Ebed-Mélek est celui qui ouvre la voie vers un possible. Il n’a pas entendu dans les paroles du prophète Jérémie des paroles qui dérangent et qui divisent. Il a entendu une parole qui ouvre une perspective d’avenir, une conduite à tenir, un chemin à prendre qui évite de se retrouver dos au mur. Grâce à lui, la parole du Seigneur n’est pas étouffée. Au contraire, elle jaillit, elle résonne et elle est entendue.
Sachons, comme Ebed-Mélek, être une caisse de résonance aux paroles qui dérangent l’ordre établi, cet entre soi qui ne peut être que mortifère.

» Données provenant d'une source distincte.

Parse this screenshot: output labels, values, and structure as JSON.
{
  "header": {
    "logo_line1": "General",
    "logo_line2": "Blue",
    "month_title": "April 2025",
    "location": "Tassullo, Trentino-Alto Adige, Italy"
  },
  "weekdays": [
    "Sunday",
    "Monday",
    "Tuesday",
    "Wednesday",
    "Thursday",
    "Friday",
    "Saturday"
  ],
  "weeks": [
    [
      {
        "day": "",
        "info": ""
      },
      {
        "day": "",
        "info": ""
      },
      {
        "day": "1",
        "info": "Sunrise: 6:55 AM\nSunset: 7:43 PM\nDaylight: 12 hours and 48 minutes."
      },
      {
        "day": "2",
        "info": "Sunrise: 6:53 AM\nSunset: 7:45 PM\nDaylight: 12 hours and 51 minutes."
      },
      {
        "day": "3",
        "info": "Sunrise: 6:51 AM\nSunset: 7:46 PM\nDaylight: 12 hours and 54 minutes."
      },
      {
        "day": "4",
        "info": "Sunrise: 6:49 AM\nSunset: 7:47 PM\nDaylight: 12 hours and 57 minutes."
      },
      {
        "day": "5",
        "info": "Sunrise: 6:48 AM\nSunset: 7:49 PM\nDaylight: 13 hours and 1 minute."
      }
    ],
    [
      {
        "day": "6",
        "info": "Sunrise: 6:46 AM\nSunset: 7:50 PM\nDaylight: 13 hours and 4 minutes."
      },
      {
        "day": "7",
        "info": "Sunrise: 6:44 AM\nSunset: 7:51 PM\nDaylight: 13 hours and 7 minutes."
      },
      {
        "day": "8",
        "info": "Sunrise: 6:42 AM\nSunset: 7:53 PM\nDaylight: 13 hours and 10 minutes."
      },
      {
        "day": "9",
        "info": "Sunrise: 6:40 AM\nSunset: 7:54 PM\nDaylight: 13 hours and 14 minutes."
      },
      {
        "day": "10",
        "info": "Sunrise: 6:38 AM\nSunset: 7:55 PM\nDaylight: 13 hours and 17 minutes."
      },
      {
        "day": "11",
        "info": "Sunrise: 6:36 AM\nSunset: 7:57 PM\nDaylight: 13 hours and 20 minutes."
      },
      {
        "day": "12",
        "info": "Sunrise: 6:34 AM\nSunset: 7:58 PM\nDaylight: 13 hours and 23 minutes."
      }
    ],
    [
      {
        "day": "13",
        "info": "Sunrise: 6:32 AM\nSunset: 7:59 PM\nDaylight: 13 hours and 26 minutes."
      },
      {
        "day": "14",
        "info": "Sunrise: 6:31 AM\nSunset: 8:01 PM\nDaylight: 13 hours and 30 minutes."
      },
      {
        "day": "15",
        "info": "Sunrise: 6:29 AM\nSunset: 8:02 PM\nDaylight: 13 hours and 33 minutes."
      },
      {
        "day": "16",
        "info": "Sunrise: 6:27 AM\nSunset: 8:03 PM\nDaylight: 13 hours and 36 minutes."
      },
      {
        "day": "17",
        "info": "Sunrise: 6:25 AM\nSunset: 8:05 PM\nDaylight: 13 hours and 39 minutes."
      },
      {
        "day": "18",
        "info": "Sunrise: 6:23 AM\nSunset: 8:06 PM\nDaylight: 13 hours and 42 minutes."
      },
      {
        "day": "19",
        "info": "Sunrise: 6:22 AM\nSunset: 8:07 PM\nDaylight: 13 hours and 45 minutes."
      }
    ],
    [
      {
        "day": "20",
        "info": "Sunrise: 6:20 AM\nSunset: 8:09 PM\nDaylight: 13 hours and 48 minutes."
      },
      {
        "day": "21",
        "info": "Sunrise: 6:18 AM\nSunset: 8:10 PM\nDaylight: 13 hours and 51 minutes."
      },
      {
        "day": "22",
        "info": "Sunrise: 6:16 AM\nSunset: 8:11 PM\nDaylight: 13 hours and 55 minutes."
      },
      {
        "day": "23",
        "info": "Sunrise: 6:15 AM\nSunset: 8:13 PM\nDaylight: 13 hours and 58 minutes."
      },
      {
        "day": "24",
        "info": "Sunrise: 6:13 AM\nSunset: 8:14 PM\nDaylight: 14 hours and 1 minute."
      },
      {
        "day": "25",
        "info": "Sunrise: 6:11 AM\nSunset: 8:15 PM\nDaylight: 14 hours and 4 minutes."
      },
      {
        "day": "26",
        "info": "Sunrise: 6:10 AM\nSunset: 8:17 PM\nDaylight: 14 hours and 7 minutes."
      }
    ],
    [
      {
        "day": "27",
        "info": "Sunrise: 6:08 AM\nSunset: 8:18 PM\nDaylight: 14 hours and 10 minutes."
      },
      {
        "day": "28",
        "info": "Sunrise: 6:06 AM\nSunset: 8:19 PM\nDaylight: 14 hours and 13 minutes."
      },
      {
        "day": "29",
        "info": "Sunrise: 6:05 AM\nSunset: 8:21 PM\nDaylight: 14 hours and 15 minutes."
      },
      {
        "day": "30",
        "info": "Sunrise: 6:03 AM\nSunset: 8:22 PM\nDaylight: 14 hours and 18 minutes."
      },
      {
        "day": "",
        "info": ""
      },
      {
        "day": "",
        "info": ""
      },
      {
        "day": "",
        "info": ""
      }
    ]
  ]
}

Jésus-Christ, lui aussi, a bousculé ses contemporains. Il n’a pas hésité à provoquer, à déplacer les frontières, à questionner les habitudes. Les Évangiles sont remplies de récits où l’on voit Jésus poser des actes qui provoquent la division. Une division saine, qui permet d’avancer, de ne pas s’enliser dans les eaux boueuses de nos certitudes.

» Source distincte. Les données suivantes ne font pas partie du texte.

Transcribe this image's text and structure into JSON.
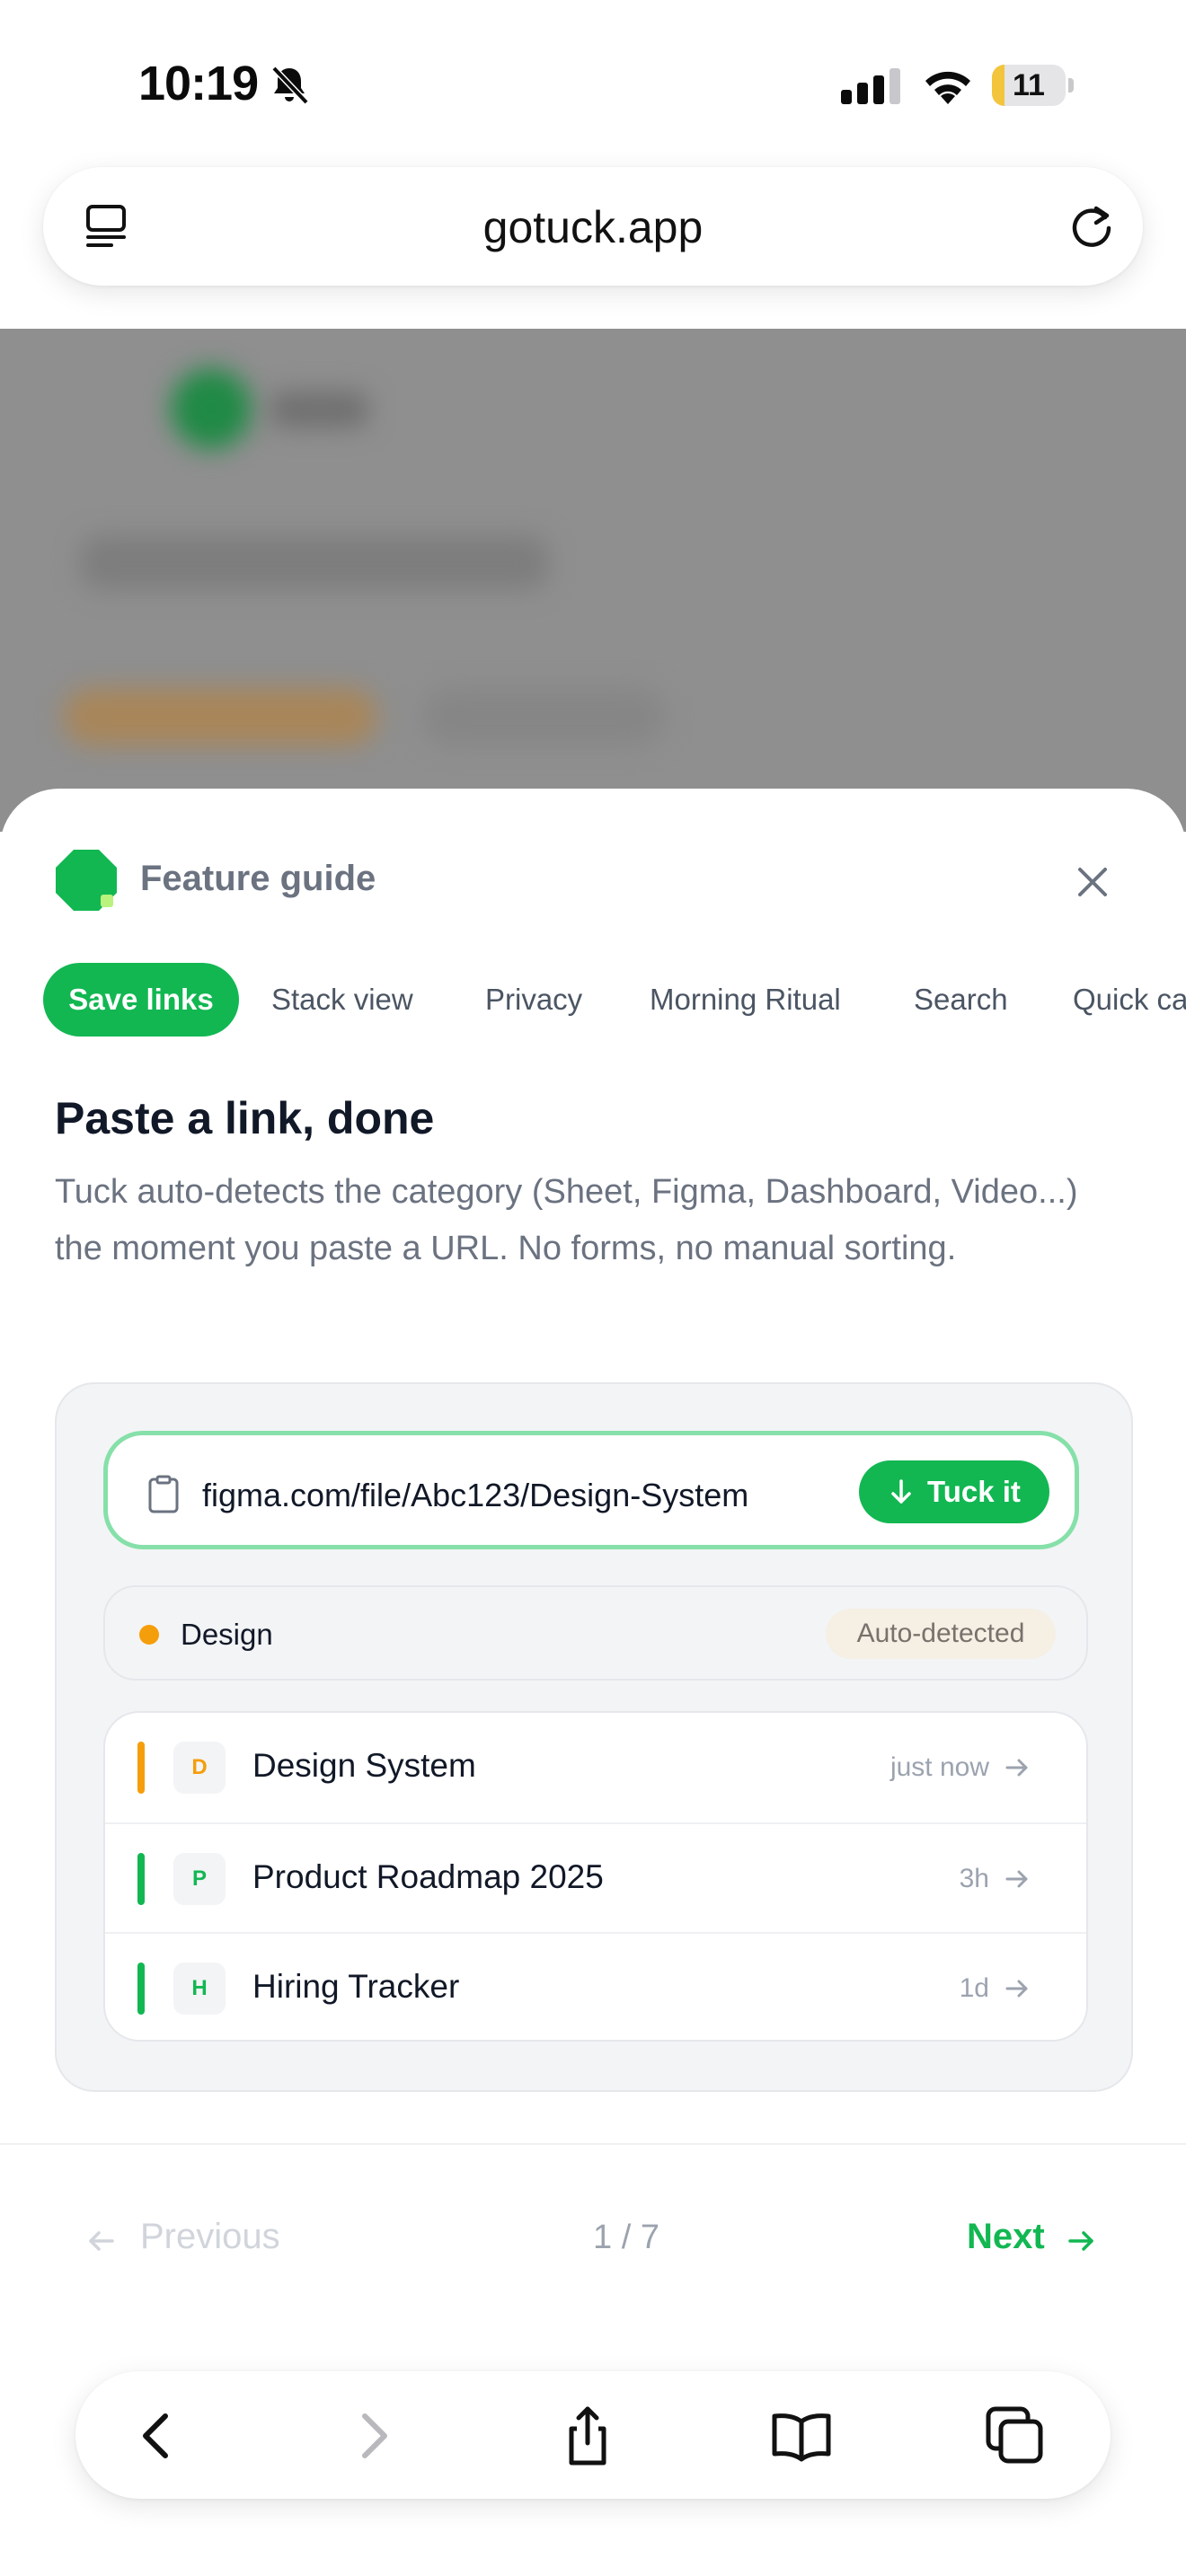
{
  "status_bar": {
    "time": "10:19",
    "battery": "11",
    "battery_level_percent": 11
  },
  "browser": {
    "url": "gotuck.app"
  },
  "sheet": {
    "title": "Feature guide",
    "tabs": [
      {
        "label": "Save links",
        "active": true
      },
      {
        "label": "Stack view",
        "active": false
      },
      {
        "label": "Privacy",
        "active": false
      },
      {
        "label": "Morning Ritual",
        "active": false
      },
      {
        "label": "Search",
        "active": false
      },
      {
        "label": "Quick ca",
        "active": false
      }
    ],
    "heading": "Paste a link, done",
    "description": "Tuck auto-detects the category (Sheet, Figma, Dashboard, Video...) the moment you paste a URL. No forms, no manual sorting.",
    "demo": {
      "pasted_url": "figma.com/file/Abc123/Design-System",
      "tuck_button": "Tuck it",
      "category": "Design",
      "category_color": "#f59e0b",
      "detected_badge": "Auto-detected",
      "items": [
        {
          "initial": "D",
          "title": "Design System",
          "time": "just now",
          "color": "#f59e0b"
        },
        {
          "initial": "P",
          "title": "Product Roadmap 2025",
          "time": "3h",
          "color": "#12b752"
        },
        {
          "initial": "H",
          "title": "Hiring Tracker",
          "time": "1d",
          "color": "#12b752"
        }
      ]
    },
    "pagination": {
      "previous": "Previous",
      "page": "1 / 7",
      "next": "Next"
    }
  },
  "colors": {
    "accent": "#12b752",
    "accent_light": "#86e0a9"
  },
  "toolbar_icons": [
    "back-icon",
    "forward-icon",
    "share-icon",
    "bookmarks-icon",
    "tabs-icon"
  ]
}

Je ne peux m’empêcher de vous partager ici la première image qui m’est venue à l’esprit lorsque j’ai préparé cette prédication : je me revois adolescente, portée par un désir de changement profond de la société comme peuvent l’être les ados, baignée de culture chrétienne et militante… Chantant à tue-tête lorsque j’étais en camp « La vérité » de Guy Béart..
« Le premier qui dit se trouve toujours sacrifié
D’abord on le tue, puis on s’habitue
On lui coupe la langue on le dit fou à lier
Après sans problèmes, parle le deuxième
Le premier qui dit la vérité, il doit être exécuté.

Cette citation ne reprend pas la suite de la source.